С того дня, стократ благословенного, когда Люсьен познакомился с Даниелем д’Артезом, он в ресторане Фликото изменил своему обычному месту: друзья обедали, сидя рядом, и вполголоса беседовали о высокой литературе, о возможных темах, о способах изложения, о приемах завязки и развязки сюжета. В то время Даниель правил рукопись «Лучника Карла IX», он заново переделывал целые главы, вписывал в книгу ее лучшие страницы, сохранившие значение еще и до наших дней. Он предпослал роману великолепное предисловие, может быть более замечательное, чем сама книга, и внесшее такую ясность в юную литературу. Однажды, когда Люсьен садился рядом с Даниелем, который ждал его, и уже пожимал его руку, у входа показался Этьен Лусто. Люсьен выдернул свою руку из руки Даниеля и сказал лакею, что желает обедать на прежнем своем месте, подле конторки. Д’Артез бросил на Люсьена ангельский взгляд, в котором прощение затмевало собой укор, и этот взгляд тронул сердце поэта, он схватил руку Даниеля и пожал ее.
— Дело очень для меня важное, потом вам расскажу, — сказал он.
Люсьен уже сел на свое прежнее место, когда Лусто подходил к столу. Люсьен первый поклонился; разговор завязался быстро и протекал так живо, что Люсьен побежал за рукописью «Маргариток», пока Лусто кончал обедать. Он обрадовался случаю отдать на суд журналисту свои сонеты и, полагаясь на его показную благосклонность, рассчитывал при его помощи найти издателя или попасть в газету. Воротившись, Люсьен увидел в углу ресторана опечаленного д’Артеза, который, опершись о стол, задумчиво смотрел на него, но он, снедаемый нуждою и побуждаемый честолюбием, притворился, что не замечает своего брата по Содружеству, и последовал за Лусто. В час заката журналист и новообращенный сели на скамью под деревьями в той части Люксембургского сада, которая от главной аллеи Обсерватории ведет к Западной улице. Улица в то время представляла собою сплошную трясину, окруженную болотистыми пустырями, вдоль которых тянулись дощатые мостки, и только близ улицы Вожирар встречались дома; этот узкий проезд был настолько безлюден, что в часы, когда Париж обедает, влюбленные могли под купами деревьев и ссориться, и обмениваться залогами примирения, не опасаясь помехи. Единственным нарушителем утех мог оказаться только ветеран, стоявший на посту у калитки со стороны Западной улицы, если бы почтенному воину вздумалось удлинить на несколько шагов свою однообразную прогулку. В этой аллее, сидя под липами на деревянной скамье, Этьен слушал избранные сонеты из «Маргариток». Этьен Лусто, который после двухлетнего искуса устроился сотрудником в газету и считался другом некоторых знаменитостей той эпохи, был в глазах Люсьена внушительным лицом. Поэтому, развертывая рукопись «Маргариток», провинциальный поэт счел нужным начать с предисловия.

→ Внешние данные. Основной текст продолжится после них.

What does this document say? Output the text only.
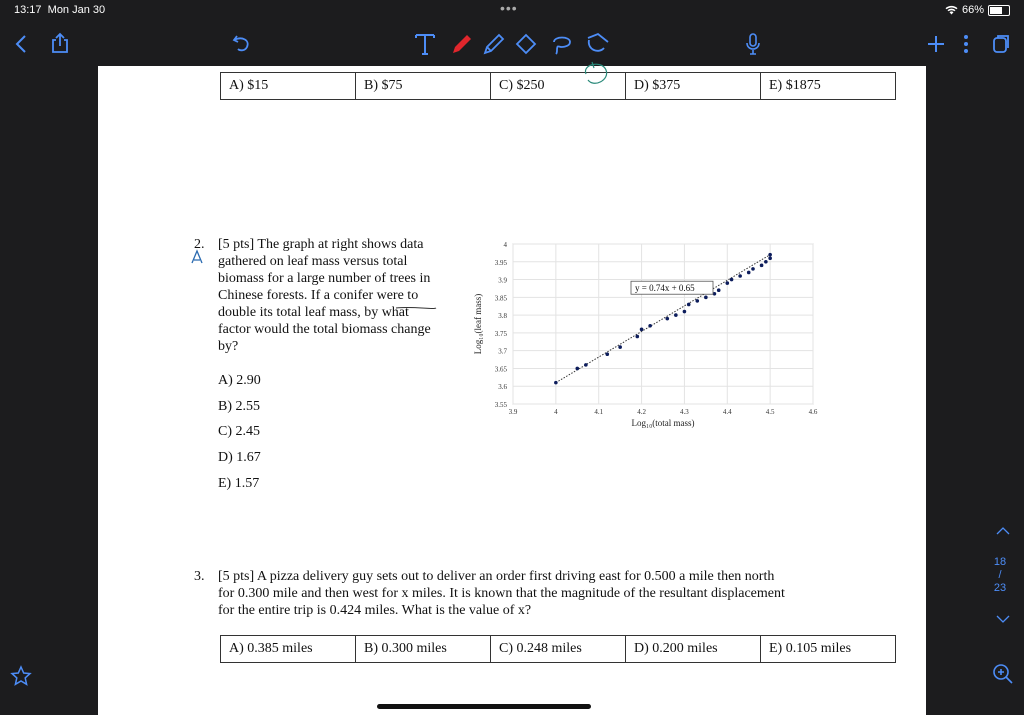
13:17 Mon Jan 30	•••	66%
18
/
23
A) $15	B) $75	C) $250	D) $375	E) $1875
2. [5 pts] The graph at right shows data
gathered on leaf mass versus total
biomass for a large number of trees in
Chinese forests. If a conifer were to
double its total leaf mass, by what
factor would the total biomass change
by?
A) 2.90
B) 2.55
C) 2.45
D) 1.67
E) 1.57
3.55
3.6
3.65
3.7
3.75
3.8
3.85
3.9
3.95
4
3.9	4	4.1	4.2	4.3	4.4	4.5	4.6
Log₁₀(total mass)
Log₁₀(leaf mass)
y = 0.74x + 0.65
3. [5 pts] A pizza delivery guy sets out to deliver an order first driving east for 0.500 a mile then north
for 0.300 mile and then west for x miles. It is known that the magnitude of the resultant displacement
for the entire trip is 0.424 miles. What is the value of x?
A) 0.385 miles	B) 0.300 miles	C) 0.248 miles	D) 0.200 miles	E) 0.105 miles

— Сонет, — сказал, он, — одна из труднейших поэтических форм. Теперь этот род небольшой поэмы почти забыт. Во Франции не нашлось соперников Петрарки, его родной язык более гибок, нежели наш, он допускает игру мысли, которой не терпит наш позитивизм (да простится мне это слово!). Поэтому я счел более необычным выступить со сборником сонетов. Виктор Гюго избрал оду, Каналис увлечен легкой лирикой, Беранже владычествует в песне, Казимир Делавинь завладел трагедией и Ламартин — элегией.
— Вы классик или романтик? — спросил Лусто.
Удивленное лицо Люсьена изобличило столь полное неведение о положении вещей в республике изящной литературы, что Лусто счел нужным его просветить.
— Дорогой мой, вы вступаете в литературу в самый разгар ожесточенной борьбы, вам надобно пристать к той либо другой стороне. В сущности, литература представлена несколькими направлениями, но наши знаменитости раскололись на два враждующих стана. Роялисты{88} — романтики; либералы — классики. Различие литературных мнений сопутствует различию во мнениях политических, и отсюда следует война, в ход пускаются все виды оружия — потоки чернил, отточенные остроты, колкая клевета, сокрушительные прозвища — война между славой рождающейся и славой угасающей. По странной случайности роялисты-романтики проповедуют свободу изящной словесности и отмену канонов, замыкающих нашу литературу в условные формы; между тем как либералы отстаивают три единства, строй александрийского стиха и классическую тему. Таким образом, литературные мнения в обоих лагерях противоречат мнениям политическим. Если вы эклектик, вы обречены на одиночество. К какой же стороне вы примкнете?
— Которая сильнее?
— Подписчиков у либеральных газет больше, нежели у роялистских и правительственных; Каналис тем не менее уже выдвинулся, хотя он монархист и правоверный католик и ему покровительствует двор и духовенство. Ну, а сонеты!.. Это литература эпохи, предшествующей Буало, — сказал Этьен, заметив, что Люсьена пугает необходимость выбрать себе знамя. — Будьте романтиком. Романтики сплошь молодежь, а классики поголовно — парики; романтики возьмут верх.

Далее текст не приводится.